Verschärft wird die Lage durch die zunehmende Politisierung der Geldpolitik. Die Einflussnahme der Administration auf die Federal Reserve – gipfelnd in juristischen Schritten gegen den obersten Währungshüter Jerome Powell – hat die Unabhängigkeit der Notenbank in das Zentrum der Marktaufmerksamkeit gerückt. Da institutionelle Autonomie für globale Investoren ein essenzielles Gut darstellt, droht deren Erosion die Glaubwürdigkeit der Währung nachhaltig zu untergraben. Globale Akteure wie China reagieren bereits: Begleitet von dauerhaften Handelsstreitigkeiten wurden die Bestände an US-Treasuries von weit über einer Billion auf unter 700 Milliarden US-Dollar reduziert – gleichzeitig die Goldreserven aufgestockt.
Inmitten dieser Spannungen markiert die Nominierung von Kevin Warsh für die Fed-Spitze einen potenziellen Wendepunkt. Warsh, ein erfahrener ehemaliger Notenbankgouverneur, gilt als Verfechter einer restriktiven Bilanzpolitik. Seine Ernennung löste an den Märkten bereits eine erste Erleichterung aus, was sich in einer kurzfristigen Dollar-Stärke widerspiegelte. Warsh verfolgt einen hybriden Ansatz: Er identifiziert durch Produktivitätsgewinne, die primär auf Künstliche Intelligenz zurückzuführen sind, Spielraum für Zinssenkungen, lehnt jedoch eine Aufblähung der Fed-Bilanz konsequent ab, da eine solche zu massiven Fehlallokationen führe. Seine prinzipientreue Haltung bewies er im Jahr 2011, als er aus Protest gegen das zweite Quantitative-Easing-Paket (QE2) vom Board of Governors zurücktrat.

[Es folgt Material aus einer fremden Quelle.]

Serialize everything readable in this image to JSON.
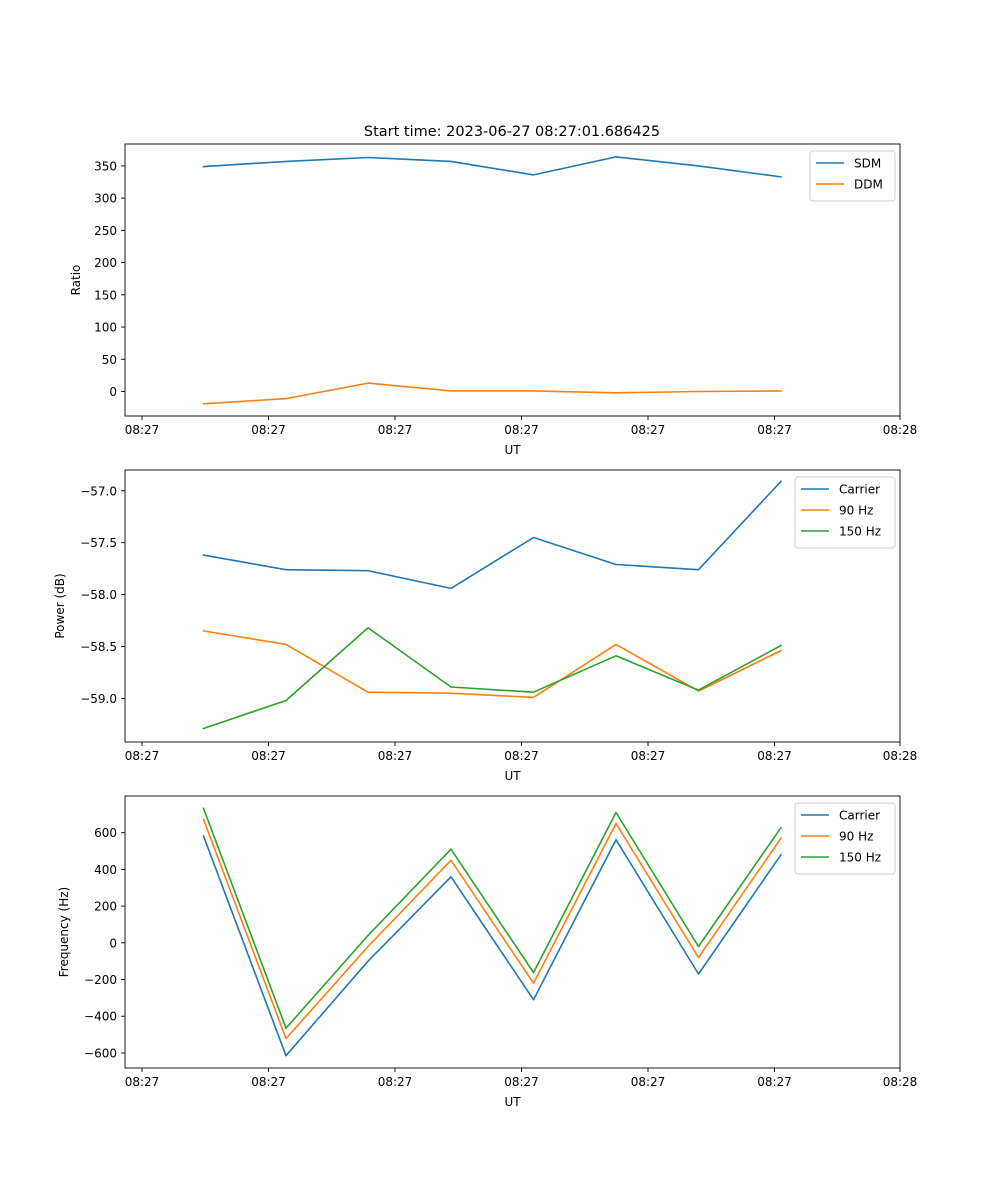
{
  "figure": {
    "title": "Start time: 2023-06-27 08:27:01.686425"
  },
  "colors": {
    "blue": "#1f77b4",
    "orange": "#ff7f0e",
    "green": "#2ca02c"
  },
  "chart_data": [
    {
      "type": "line",
      "title": "Start time: 2023-06-27 08:27:01.686425",
      "xlabel": "UT",
      "ylabel": "Ratio",
      "x_tick_labels": [
        "08:27",
        "08:27",
        "08:27",
        "08:27",
        "08:27",
        "08:27",
        "08:28"
      ],
      "yticks": [
        0,
        50,
        100,
        150,
        200,
        250,
        300,
        350
      ],
      "ylim": [
        -38,
        384
      ],
      "grid": false,
      "legend": "top-right",
      "series": [
        {
          "name": "SDM",
          "color": "#1f77b4",
          "values": [
            349,
            357,
            363,
            357,
            336,
            364,
            350,
            333
          ]
        },
        {
          "name": "DDM",
          "color": "#ff7f0e",
          "values": [
            -19,
            -11,
            13,
            1,
            1,
            -2,
            0,
            1
          ]
        }
      ]
    },
    {
      "type": "line",
      "title": "",
      "xlabel": "UT",
      "ylabel": "Power (dB)",
      "x_tick_labels": [
        "08:27",
        "08:27",
        "08:27",
        "08:27",
        "08:27",
        "08:27",
        "08:28"
      ],
      "yticks": [
        -59.0,
        -58.5,
        -58.0,
        -57.5,
        -57.0
      ],
      "ytick_labels": [
        "−59.0",
        "−58.5",
        "−58.0",
        "−57.5",
        "−57.0"
      ],
      "ylim": [
        -59.42,
        -56.8
      ],
      "grid": false,
      "legend": "top-right",
      "series": [
        {
          "name": "Carrier",
          "color": "#1f77b4",
          "values": [
            -57.62,
            -57.76,
            -57.77,
            -57.94,
            -57.45,
            -57.71,
            -57.76,
            -56.91
          ]
        },
        {
          "name": "90 Hz",
          "color": "#ff7f0e",
          "values": [
            -58.35,
            -58.48,
            -58.94,
            -58.95,
            -58.99,
            -58.48,
            -58.93,
            -58.54
          ]
        },
        {
          "name": "150 Hz",
          "color": "#2ca02c",
          "values": [
            -59.29,
            -59.02,
            -58.32,
            -58.89,
            -58.94,
            -58.59,
            -58.92,
            -58.49
          ]
        }
      ]
    },
    {
      "type": "line",
      "title": "",
      "xlabel": "UT",
      "ylabel": "Frequency (Hz)",
      "x_tick_labels": [
        "08:27",
        "08:27",
        "08:27",
        "08:27",
        "08:27",
        "08:27",
        "08:28"
      ],
      "yticks": [
        -600,
        -400,
        -200,
        0,
        200,
        400,
        600
      ],
      "ytick_labels": [
        "−600",
        "−400",
        "−200",
        "0",
        "200",
        "400",
        "600"
      ],
      "ylim": [
        -682,
        800
      ],
      "grid": false,
      "legend": "top-right",
      "series": [
        {
          "name": "Carrier",
          "color": "#1f77b4",
          "values": [
            582,
            -615,
            -100,
            360,
            -310,
            562,
            -170,
            480
          ]
        },
        {
          "name": "90 Hz",
          "color": "#ff7f0e",
          "values": [
            673,
            -522,
            -20,
            450,
            -220,
            650,
            -80,
            570
          ]
        },
        {
          "name": "150 Hz",
          "color": "#2ca02c",
          "values": [
            733,
            -465,
            40,
            510,
            -162,
            710,
            -20,
            628
          ]
        }
      ]
    }
  ]
}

Für den Greenback ist seine Personalie folglich zwiespältig: Einerseits gilt Warsh als Garant für den Erhalt der Fed-Autonomie. Andererseits wirft seine Skepsis gegenüber marktstützenden Interventionen die Frage auf, wer künftig in Markstressszenarien als Käufer von US-Staatsanleihen fungieren soll. Ein Ausbleiben der Fed könnte die Volatilität an den Rentenmärkten erhöhen.

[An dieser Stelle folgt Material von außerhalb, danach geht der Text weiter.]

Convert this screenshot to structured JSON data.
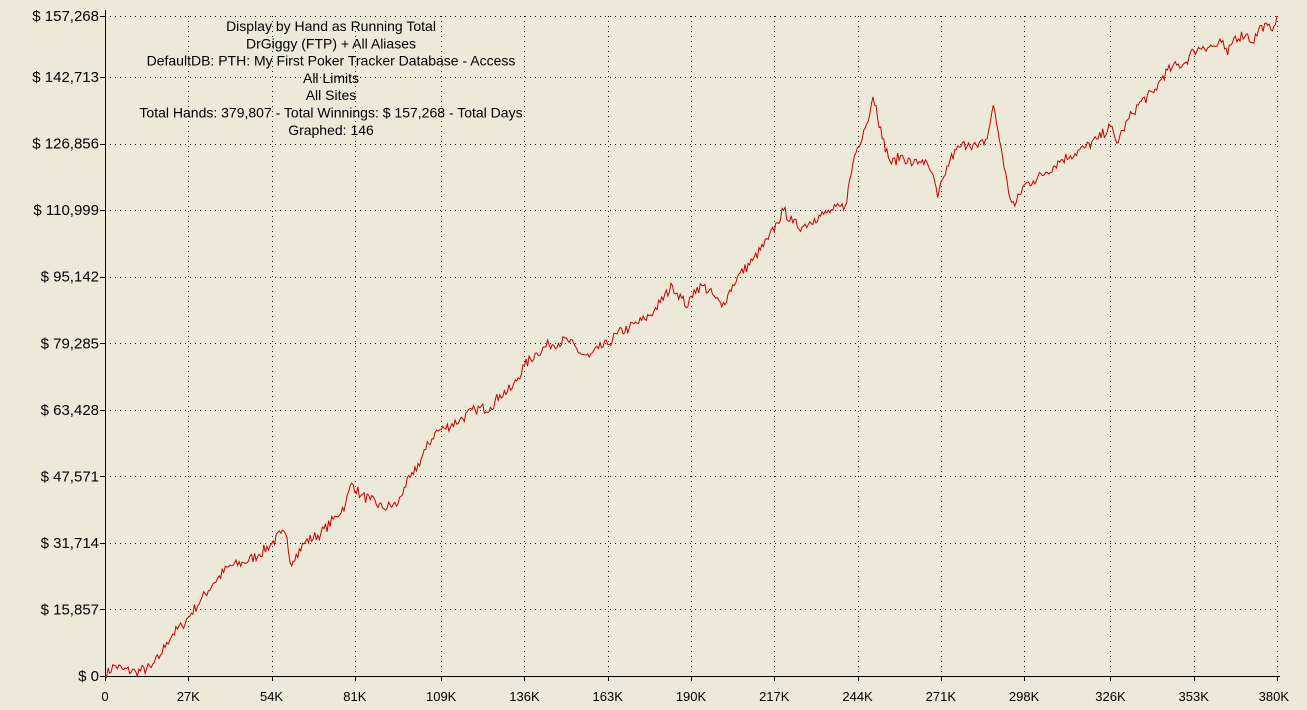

Trotz dieser Risiken bleibt der US-Dollar das Gravitationszentrum des Weltfinanzsystems. Die USA beheimaten weiterhin die innovativsten und profitabelsten Unternehmen der Welt – auch aus dem Software-Sektor, der gerade in den vergangenen Wochen einen beispiellosen Abverkauf erlebte. Eine teils diffuse Angst vor KI-Disruption hat zu Bewertungen geführt, die man als Investor in dieser Form seit vielen Jahren nicht mehr vorfinden konnte.
Zudem bleibt die unerreichte Liquiditätstiefe ein entscheidendes Argument für den Währungsraum. Der Markt für US-Treasuries ist nach wie vor der bedeutendste Handelsplatz der Welt. Der zweitgrößte Markt, Japan, erreicht lediglich ein Drittel dieses Volumens. Auch die Handelsvolumina der US-Aktienmärkte übersteigen das europäische Niveau um ein Vielfaches. Für institutionelle Investoren bieten weder Europa noch Asien kurzfristig eine liquide Alternative. Europa kämpft weiterhin mit dem Ukraine-Konflikt, verschleppten Strukturreformen und einer instabilen Haushaltslage in Frankreich – Faktoren, die zu anhaltender Skepsis bei internationalen Investoren beitragen.
Der US-Dollar wird seinen Status als globale Reservewährung nicht abrupt verlieren. Die Nominierung von Warsh könnte das Vertrauen in die institutionelle Stärke vorerst stabilisieren. Dennoch wandelt die US-Administration auf einem schmalen Grat: Das Vertrauen der Märkte ist ein endliches Gut, das durch ungebremste Verschuldung, Angriffe auf die Fed-Autonomie und protektionistische Zollbarrieren langfristig verspielt werden könnte. Eine ausgewogene Währungsallokation zwischen dem US-Dollar- und dem Euro-Raum erscheint daher unter Risikogesichtspunkten derzeit geboten.